The story of Turkish clothing goes back to the miniatures and wall paintings found in Central Asia dating back to 100 B.C. They show Central Asian Turks wearing leather boots, mintan shirts (loosely-cut, collarless shirt), a short kaftan with a belt, and a riding trouser that was loose at the top and narrow toward the bottom. During this period woollen and cotton fabric was woven on handlooms, silk came from China, and due to the natural conditions, leather, felt, sheepskin, and fur were often used.
With the emigration from Asia to Anatolia, a convergence of different cultures caused changes in clothing aesthetics. By the time the Seljuk Empire came to power, materials such as wool, felt, camel’s hair, fur, cotton, and silk were used to produce şalvar (trousers), inner robes, and kaftan (outer gown or robe). This particular kaftan continued its life well into the Ottoman period, where administrators and the wealthy wore them with fur linings and embroidery.
During the 16th century, when the Ottoman Empire was at its peak, the textile industry and the development of weaving reached its pinnacle, much like the economic and political spheres. The Ottoman sultans began to wear robes and kaftans composed of the most expensive fabrics, with gold and silver metallic threads added to silk textiles. To please the sultan’s ostentatious tastes, special workshops designed court apparel and furnishings, sometimes even placing orders to other workshops in Istanbul and Bursa in order to meet the high demand.
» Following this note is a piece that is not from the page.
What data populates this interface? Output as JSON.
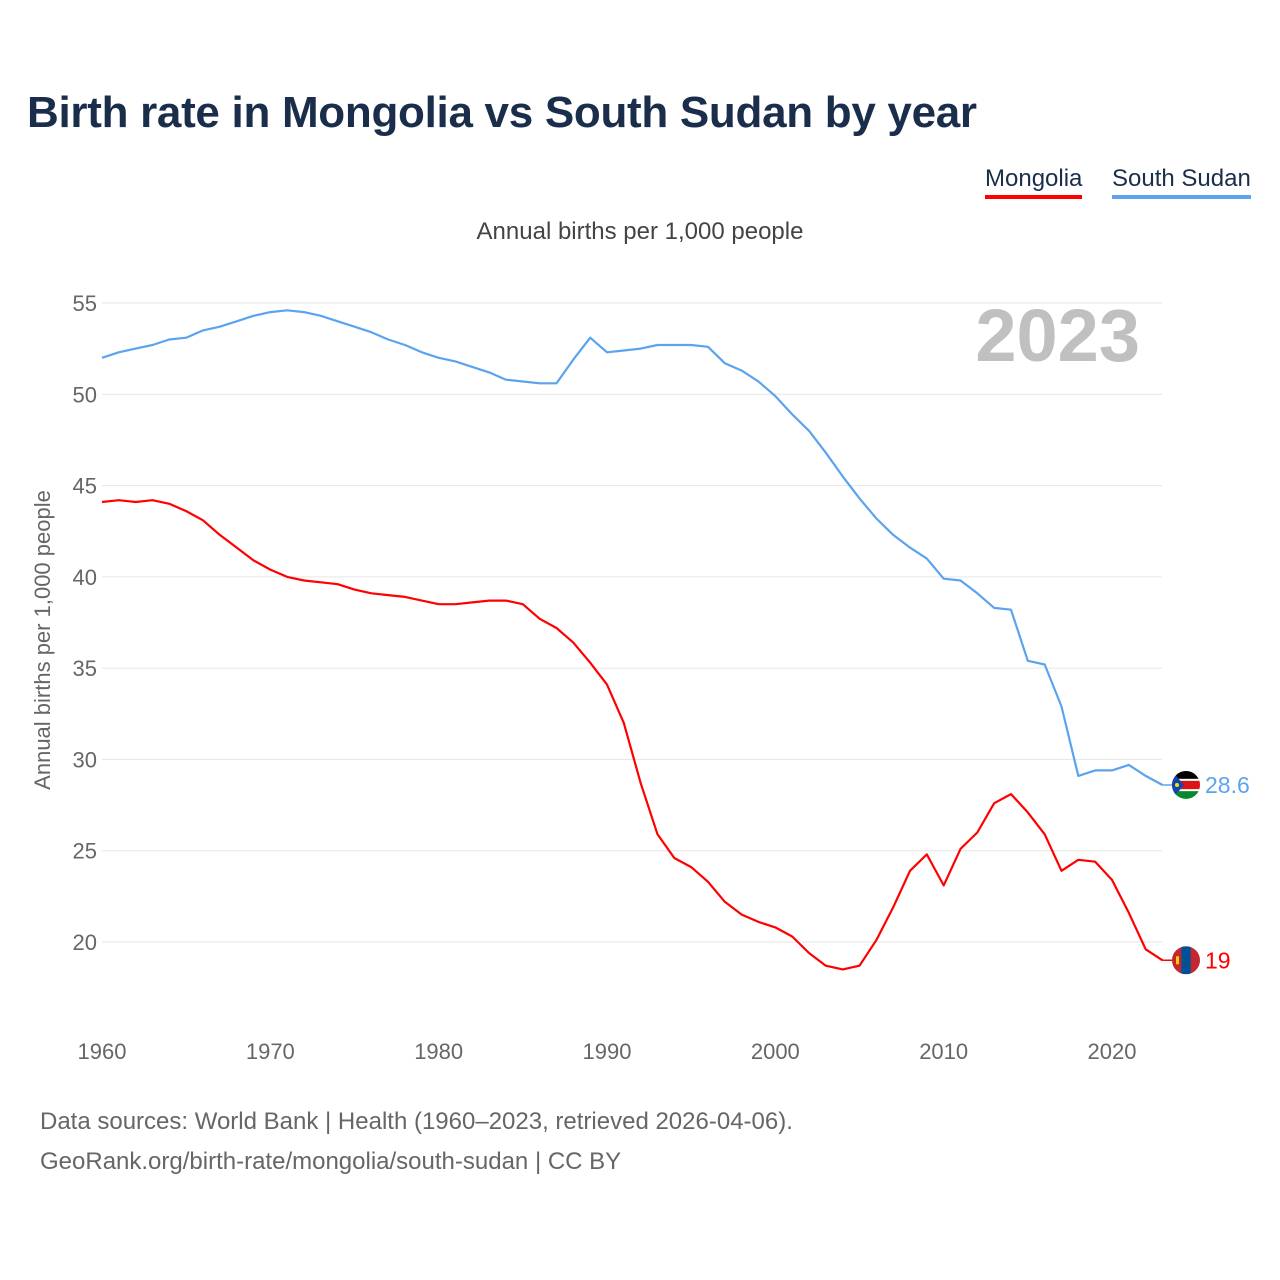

The stunning garments were made of fabrics such as brocade, velvet, satin and silk lampas, taffeta, mohair, and cashmere. International influence also played a major role with various cloth ordered from renowned Italian weaving centers in Venice, Genoa, and Florence, as well as the diplomatic gifts from textile rich countries such as Iran, India, and China.
A movement toward westernization in dress during the reign of Sultan Mahmud II in the 17th century caused the westernization of military apparel. Ottoman sultans began to dress like Western commanders in darkly colored suits with embroidered borders, plus a fez.
When the Turkish Republic was established in 1923, reforms to promote a more secular and modern nation-state also included changes in clothing. Laws began to ban traditional clothing while actively promoting western-style attire. By the time the 1960s rolled around, the tailored clothing of the past was replaced by the ready-to-wear clothing industry.